Plan for Pi numero deux is to run Debian Squeeze on it, with all the pre-loaded learning tools (Scratch etc.), and to have my 6+ year-old get her Girl Geek on. She’s probably a little too young for real coding yet — read: Dad will have no farking clue what to do — but maybe we’ll have a couple of productive Scratch sessions and get a simple Pac Man game going.
So all in all, the Pi is, and I’m quoting one Charlie Sheen: “Winning!”
After yesterday’s minor setback with a power source and/or SD-card problem, all is well in R-Pi land.
I decided to go to a box store for a Samsung SD-card, more specifically an 8GB Class 10 (MB-SP8GA). While I was at the store, I invested in an extra wall charger to satisfy the 5V/1000mA requirement my old mobile chargers apparently weren’t producing. A quick ‘dd’ of Debian Squeeze onto the Sammy SD-card, and I had action on the screen.
Man was I happy to see the Raspberry Pi logo on the boot screen!
A couple of more seconds and I would have a fully functioning, ready-to-go…
… Kernel panic. Are you kidding me.
Not that I haven’t experienced kernel panics before, but at first sight? C’mon man!
A couple of more Debian image rewrite-ons, reboots with and without ethernet, USB-keyboard/mouse, and in the end, it was all worth it.

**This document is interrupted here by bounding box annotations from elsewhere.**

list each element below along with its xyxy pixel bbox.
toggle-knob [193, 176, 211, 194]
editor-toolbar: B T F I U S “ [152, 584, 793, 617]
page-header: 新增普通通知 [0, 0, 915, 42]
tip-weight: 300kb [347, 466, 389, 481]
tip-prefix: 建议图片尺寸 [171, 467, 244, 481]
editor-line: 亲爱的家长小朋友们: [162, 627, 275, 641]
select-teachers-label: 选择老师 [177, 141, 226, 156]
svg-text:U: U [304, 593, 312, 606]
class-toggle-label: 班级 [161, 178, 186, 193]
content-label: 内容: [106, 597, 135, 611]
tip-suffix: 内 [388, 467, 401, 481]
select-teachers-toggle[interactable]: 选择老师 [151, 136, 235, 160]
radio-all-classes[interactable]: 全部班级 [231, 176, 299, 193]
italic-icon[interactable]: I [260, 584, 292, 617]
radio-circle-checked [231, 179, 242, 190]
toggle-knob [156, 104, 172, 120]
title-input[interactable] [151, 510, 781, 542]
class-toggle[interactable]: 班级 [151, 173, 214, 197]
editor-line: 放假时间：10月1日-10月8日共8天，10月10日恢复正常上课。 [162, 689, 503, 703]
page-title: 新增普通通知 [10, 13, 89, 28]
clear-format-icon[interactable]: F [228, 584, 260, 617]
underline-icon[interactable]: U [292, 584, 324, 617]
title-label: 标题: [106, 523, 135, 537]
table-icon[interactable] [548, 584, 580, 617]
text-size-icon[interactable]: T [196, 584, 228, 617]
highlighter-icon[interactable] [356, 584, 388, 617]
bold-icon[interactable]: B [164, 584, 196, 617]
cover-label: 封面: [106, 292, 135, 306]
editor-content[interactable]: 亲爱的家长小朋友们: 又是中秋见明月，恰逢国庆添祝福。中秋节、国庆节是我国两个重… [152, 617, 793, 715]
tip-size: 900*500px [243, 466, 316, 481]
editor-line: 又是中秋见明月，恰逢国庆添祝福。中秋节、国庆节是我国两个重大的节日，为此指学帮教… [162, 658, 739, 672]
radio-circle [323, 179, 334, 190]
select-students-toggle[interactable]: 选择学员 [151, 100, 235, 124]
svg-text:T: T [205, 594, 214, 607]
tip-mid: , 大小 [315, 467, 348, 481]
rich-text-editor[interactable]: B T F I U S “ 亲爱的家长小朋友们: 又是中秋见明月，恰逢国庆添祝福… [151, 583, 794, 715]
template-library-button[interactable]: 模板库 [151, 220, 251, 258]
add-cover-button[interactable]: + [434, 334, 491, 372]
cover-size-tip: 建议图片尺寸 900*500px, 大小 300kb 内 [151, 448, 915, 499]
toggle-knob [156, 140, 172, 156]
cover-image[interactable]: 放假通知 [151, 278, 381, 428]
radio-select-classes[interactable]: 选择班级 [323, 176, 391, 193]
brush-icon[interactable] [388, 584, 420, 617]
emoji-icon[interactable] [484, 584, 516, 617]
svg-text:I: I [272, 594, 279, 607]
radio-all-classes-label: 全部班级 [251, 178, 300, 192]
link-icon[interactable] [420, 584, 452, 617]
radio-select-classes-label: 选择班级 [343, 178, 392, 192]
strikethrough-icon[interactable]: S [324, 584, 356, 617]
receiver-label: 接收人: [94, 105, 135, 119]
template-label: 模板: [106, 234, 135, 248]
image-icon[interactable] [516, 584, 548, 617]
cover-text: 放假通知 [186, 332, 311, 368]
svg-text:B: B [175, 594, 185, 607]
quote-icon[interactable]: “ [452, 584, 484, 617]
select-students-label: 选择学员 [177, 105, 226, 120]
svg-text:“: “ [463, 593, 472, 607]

To complement the raw look of R-Pi, I’ve attached an old Sun Micro keyboard-mouse combo, which seems to work quite well. The Sun Micro hardware is leftover from a raising-the-dead Sun Blade project that resulted me tossing away 40lbs of work station… which was the intent of the original owner of the curbed Blade to begin with. Not the Pi though. The Pi is up and running!
Enough for the night, tomorrow it’s off to the forums to leech off some great Pi ideas.
So the day did finally arrive: I received my R-Pi 3:20pm PST, exactly on time for my birthday. What a treat!
Like everyone before me has mentioned, it is indeed a very small and light board, yet feels remarkably solid. And not just “$35-board” solid, but sturdy enough to feel like you can leave it running weeks on end, and yanking the micro-USB (only power source, and also the only way to control power on/off) will not render this board inoperative. Well done and well designed! After the quick unboxing (yeah, we’re not talking Uncle Steve’s Apple packaging here), it was time to fire up the little thing. I had already used ‘dd’ to put ArchLinux-ARM image on a micro-SD card (SanDisk 8GB Class 2) and planned on using one of the many micro-USB/charger combos I have lying around from various mobile, dead and alive, devices. Eben, the R-Pi project lead claimed a Kindle/Nook charger would work fine, so I was not about to spend an extra $15-20 for another charger.
Being well aware this is a developer board, and that many, many obstacles lie still ahead, I was not expecting to have an issue booting Arch. Alas, after all the great anticipation, in the end, I got nothing. My Samsung 22″ monitor complained there was no signal. The board itself indicated it was on, sort of, but main suspect after reading the wiki, was and is, power supply, and at close second, my SD-card.
After playing with various combinations of power supplies and USB cables, including one iPad charger — blasphemy! — nothing worked. I decided to then make sure it wasn’t the ArchLinux image on the SD card not playing nice, dd’ed Debian Squeeze (the preferred distro for R-Pi) on the SD-card and rebooted. Nothing. Since my Nook charger is the specified 5V-1000mA spec, my next step is to swap the SD-card. But I have to say, R-Pi: I’m a disappoint 🙁
But, tomorrow shall be a new day. Off to a big box store to buy a “guaranteed-to-work” SD-card, and we’ll commence round deux with the Pi. Good times.